A \(p\) curve is the distribution of \(p\) values arising from using a given statistical model. The distribution of \(p\) values can be useful, for instance, in the evaluating the extent and consequences of \(p\) hacking in science (Head et al. PLoS Biol 2015).
The \(p\) curve under no effect (null hypothesis)
Suppose that \((X_1, \dots, X_{10})\) and \((Y_1, \dots, Y_{10})\) are two sets of independent, identically-distributed random variables \[X_i \sim \mathcal{N}(0, 1) \qquad Y_i \sim \mathcal{N}(0, 1)\] where \(\mathcal{N}(\mu, \sigma^2)\) refers to a normal distribution of mean \(\mu\) and variance \(\sigma^2\). The random variable \(P\) is the \(p\) value calculated using Student’s \(t\) test to evaluate whether there’s a significant difference between the set of \(X\)s and the set of \(Y\)s.
Using simulations, show how \(P\) is distributed.
Indication: rnorm()
can be used to draw random numbers from a normal distribution and t.test()
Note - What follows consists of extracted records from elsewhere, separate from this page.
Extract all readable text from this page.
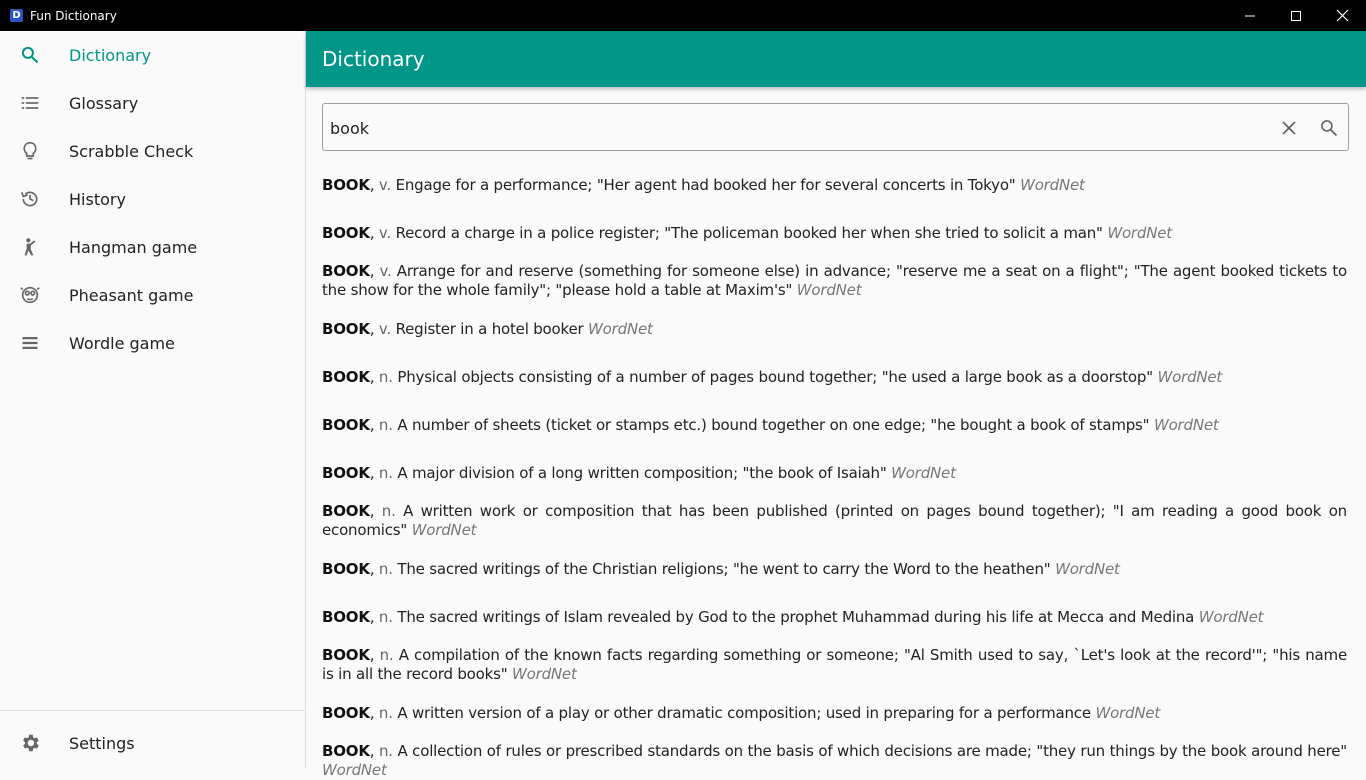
D Fun Dictionary
Dictionary
Glossary
Scrabble Check
History
Hangman game
Pheasant game
Wordle game
Settings
Dictionary
book
BOOK, v. Engage for a performance; "Her agent had booked her for several concerts in Tokyo" WordNet
BOOK, v. Record a charge in a police register; "The policeman booked her when she tried to solicit a man" WordNet
BOOK, v. Arrange for and reserve (something for someone else) in advance; "reserve me a seat on a flight"; "The agent booked tickets to the show for the whole family"; "please hold a table at Maxim's" WordNet
BOOK, v. Register in a hotel booker WordNet
BOOK, n. Physical objects consisting of a number of pages bound together; "he used a large book as a doorstop" WordNet
BOOK, n. A number of sheets (ticket or stamps etc.) bound together on one edge; "he bought a book of stamps" WordNet
BOOK, n. A major division of a long written composition; "the book of Isaiah" WordNet
BOOK, n. A written work or composition that has been published (printed on pages bound together); "I am reading a good book on economics" WordNet
BOOK, n. The sacred writings of the Christian religions; "he went to carry the Word to the heathen" WordNet
BOOK, n. The sacred writings of Islam revealed by God to the prophet Muhammad during his life at Mecca and Medina WordNet
BOOK, n. A compilation of the known facts regarding something or someone; "Al Smith used to say, `Let's look at the record'"; "his name is in all the record books" WordNet
BOOK, n. A written version of a play or other dramatic composition; used in preparing for a performance WordNet
BOOK, n. A collection of rules or prescribed standards on the basis of which decisions are made; "they run things by the book around here" WordNet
can be used to test for mean equality between two samples. Check out the documentation.
The \(p\) curve for a non-zero effect
Suppose that \((X_1, \dots, X_{10})\) and \((Y_1, \dots, Y_{10})\) are two sets of independent, identically-distributed random variables \[X_i \sim \mathcal{N}(0, 1) \qquad Y_i \sim \mathcal{N}(\delta, 1)\] Choose for instance \(\delta = .3\). The random variable \(P\) is the \(p\) value calculated using Student’s \(t\) test to evaluate whether there’s a significant difference between the set of \(X\)s and the set of \(Y\)s.
Using simulations, show how \(P\) is distributed.
The \(p\) curve under non-standard conditions
Suppose that \((X_1, \dots, X_{10})\) and \((Y_1, \dots, Y_{10})\) are two sets of independent, identically-distributed random variables \[X_i \sim \mathrm{Exp}(1) \qquad Y_i \sim \mathrm{Exp}(1)\] Here “Exp” refers to an exponential distribution. The random variable \(P\) is the \(p\) value calculated using Student’s \(t\) test to evaluate whether there’s a significant difference between the set of \(X\)s and the set of \(Y\)s.
Using simulations, show how \(P\) is distributed.
Indication: rexp()
can be used to draw random numbers from an exponential distribution.